Tuesday, January 5, 2016
I wrote this comment on Facebook a bit ago:
Just got back a little bit ago from seeing the new Charlie Kaufman stop-motion animated movie Anomalisa. Being someone who loves more or less all of Kaufman's movies, I can't say I was disappointed in it, in that it has the unusual, unexpected story line and characters that engage me. But at the same time, it is a bit more subtle and less-is-more in many ways, compared to say SYNECDOCHE, NEW YORK or Eternal Sunshine.
The mindset of the lead character is very important in the perspective. Which perspective often is what I get from his movies. What we see are from 1 perspective, but then another perspective is revealed eventually, or at least Kaufman may want us to consider. I'm giving it 3.5 stars, although I may plan to pick it up on DVD and see if my feeling changes, as many of his others have as well.
I guess to add to this, I really like the whole mystery/mysterious element throughout this movie, which like I said, isn't unusual for Kaufman, but maybe it was done a bit differently.

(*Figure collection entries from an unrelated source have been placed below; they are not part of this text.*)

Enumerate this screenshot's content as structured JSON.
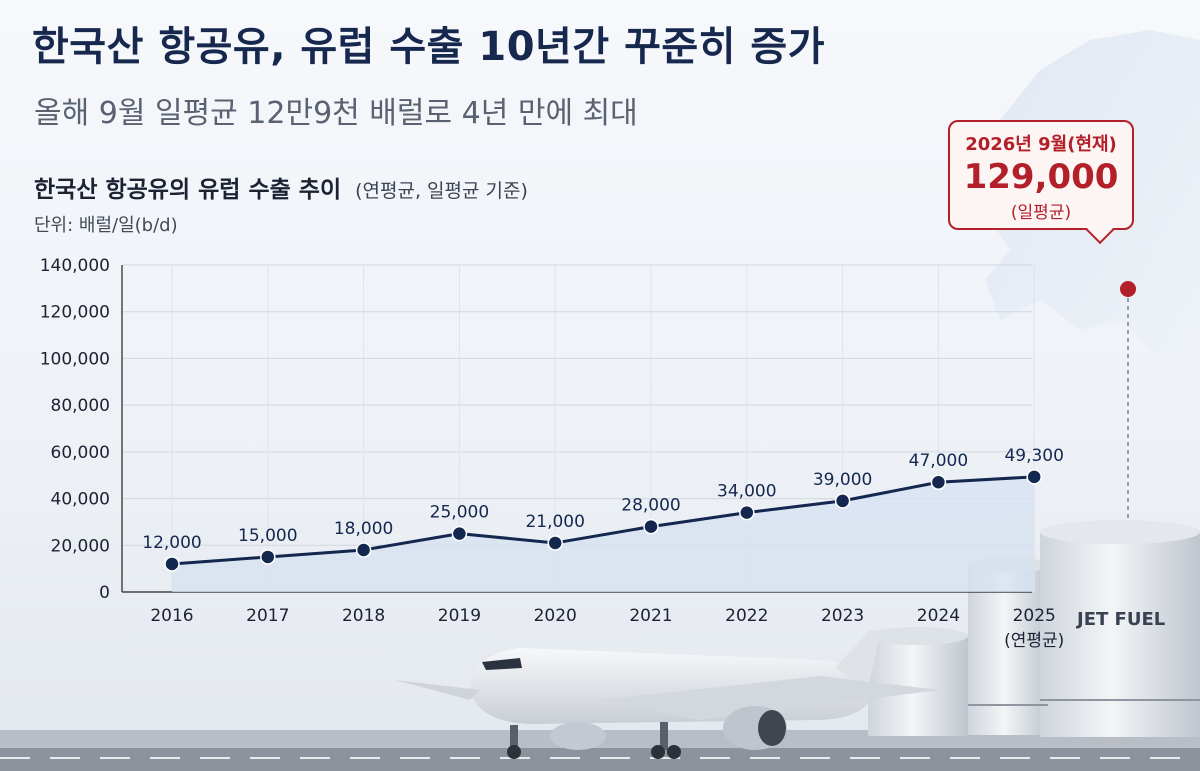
{
  "header": {
    "title": "한국산 항공유, 유럽 수출 10년간 꾸준히 증가",
    "subtitle": "올해 9월 일평균 12만9천 배럴로 4년 만에 최대"
  },
  "callout": {
    "line1": "2026년 9월(현재)",
    "value": "129,000",
    "line3": "(일평균)"
  },
  "tank": {
    "label": "JET FUEL"
  },
  "colors": {
    "line": "#14284f",
    "area": "#d6e2f1",
    "accent": "#b3202a"
  },
  "chart_data": {
    "type": "line",
    "title": "한국산 항공유의 유럽 수출 추이",
    "title_note": "(연평균, 일평균 기준)",
    "unit": "단위: 배럴/일(b/d)",
    "categories": [
      "2016",
      "2017",
      "2018",
      "2019",
      "2020",
      "2021",
      "2022",
      "2023",
      "2024",
      "2025"
    ],
    "category_sublabels": [
      "",
      "",
      "",
      "",
      "",
      "",
      "",
      "",
      "",
      "(연평균)"
    ],
    "values": [
      12000,
      15000,
      18000,
      25000,
      21000,
      28000,
      34000,
      39000,
      47000,
      49300
    ],
    "data_labels": [
      "12,000",
      "15,000",
      "18,000",
      "25,000",
      "21,000",
      "28,000",
      "34,000",
      "39,000",
      "47,000",
      "49,300"
    ],
    "ylim": [
      0,
      140000
    ],
    "yticks": [
      0,
      20000,
      40000,
      60000,
      80000,
      100000,
      120000,
      140000
    ],
    "ytick_labels": [
      "0",
      "20,000",
      "40,000",
      "60,000",
      "80,000",
      "100,000",
      "120,000",
      "140,000"
    ],
    "grid": true
  }
}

Other than the main character Michael Stone and Lisa, every character/person has the same voice and same face, I just came to realize the whole perspective thing. I suppose also with the voice being done by a male, even though that voice being identical and portraying both genders, I wonder if the lead is gay or bisexual, or if the world he exists in, seeing people not by gender, was relevant. Now later, when we meet Lisa, his sexual orientation is shown, at least more directly, to a point.
But like when seeing the Hotel manager in his dream, I got a Scifi/Twilight Zone/The Outer Limits kind of vibe, and then when we see part of his face come off. Also earlier, when he hears Lisa's voice through part of his face.
It's haunting. The whole society seems like a Prisoner kind of environment in some ways.
Another thing is how when the lead arrives in Cincinnati, every one wants to be his friend. They go out of their way to make extended small talk with him, It got to the point of being annoying actually, and I'm not fully clear on that tool, but maybe with seeing it again a few times, it may be more clear to me.
And the love scene, while was nice and created good intimate atmosphere, went on a little too long. This film is 90 minutes, and I would estimate the love scene lasted at least 10 minutes, maybe more.
I guess I initially feel this is an original and new movie for Kaufman to make, and working with Duke Johnson was potentially a new good relationship to have. But amongst his body of work, off the bat I would not rank it as high his others at this point. I suppose part of that is how outstanding his other movies are.
But at the same time, this was a movie that I recall seeing, took quite awhile to make. His last work was Synecdoche, NY in 2008. I hope we see something else from him before 2022, but who knows. I think especially since he began directing with this and Synecdoche, he may have become even more of a perfectionist, because he can and isn't concerned about being prolific. But the Charlie Kaufman fan in me wants as much as possible from the guy.